Notably, the quotes above are taken from the Commission’s consultation with the industry over how to reform the WTD, and from reaction to debates in the UK Parliament.Currently there are on-going talks between the social partners (employers and employees) in this area, and the Commission is likely to try to introduce reforms for the Council and Parliament to consider if the talks fail. So this isn't necessarily a static area of policy, and it shows that there can be continued policy debates in the EU on existing laws.


So where does that leave us on the WTD and social and employment matters being a part of the single market? Essentially there are two separate issues when it comes to the WTD and legislation like it: (1) is it a topic for valid debate and legislation at a European level? and (2) is the Directive itself any good?

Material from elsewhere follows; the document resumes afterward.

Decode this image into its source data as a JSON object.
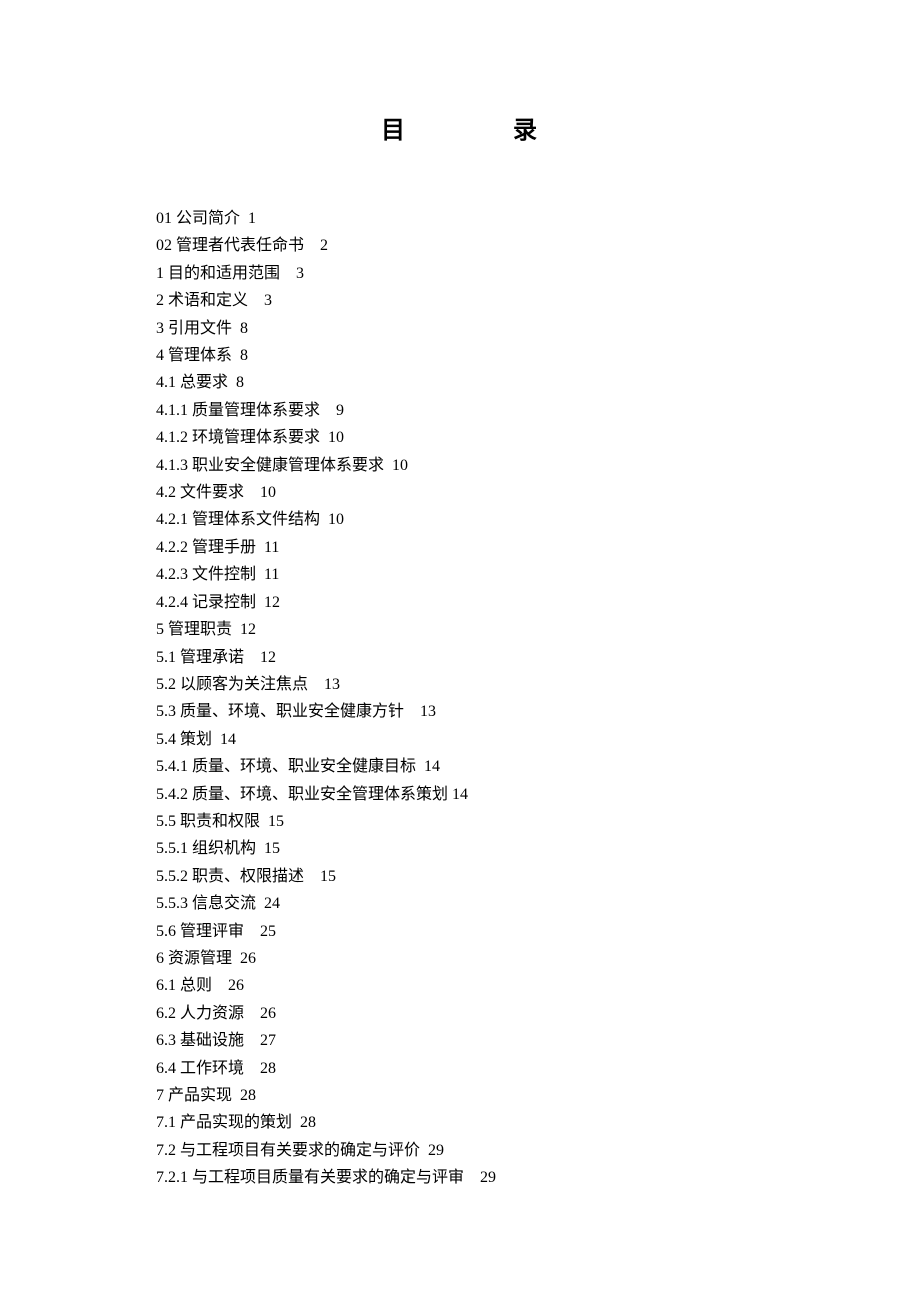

Since the single market covers an economy of around 500 million people, who are employers, employees, and consumers, how the market is run and regulated affects everyone. The single market isn't some sort of alternate dimension that delivers food and drink from France and Italy to supermarket shelves, but an economy that people work and live in, so social and environmental standards are naturally an issue for consideration. The need for minimum European standards in these areas is a valid topic, and, especially as Member States and citizens want to protect their welfare states, actually important to the legitimacy of the single market that it can recognise these issues.

And the WTD? It's clear from these 2 posts that I'm personally in favour of it, but it's more important that the debate when it comes to this kind of legislation has more substance. If a political party thinks that these minimum standards should be scrapped, then that's a pretty radical proposal and deserves a full debate on the alternatives.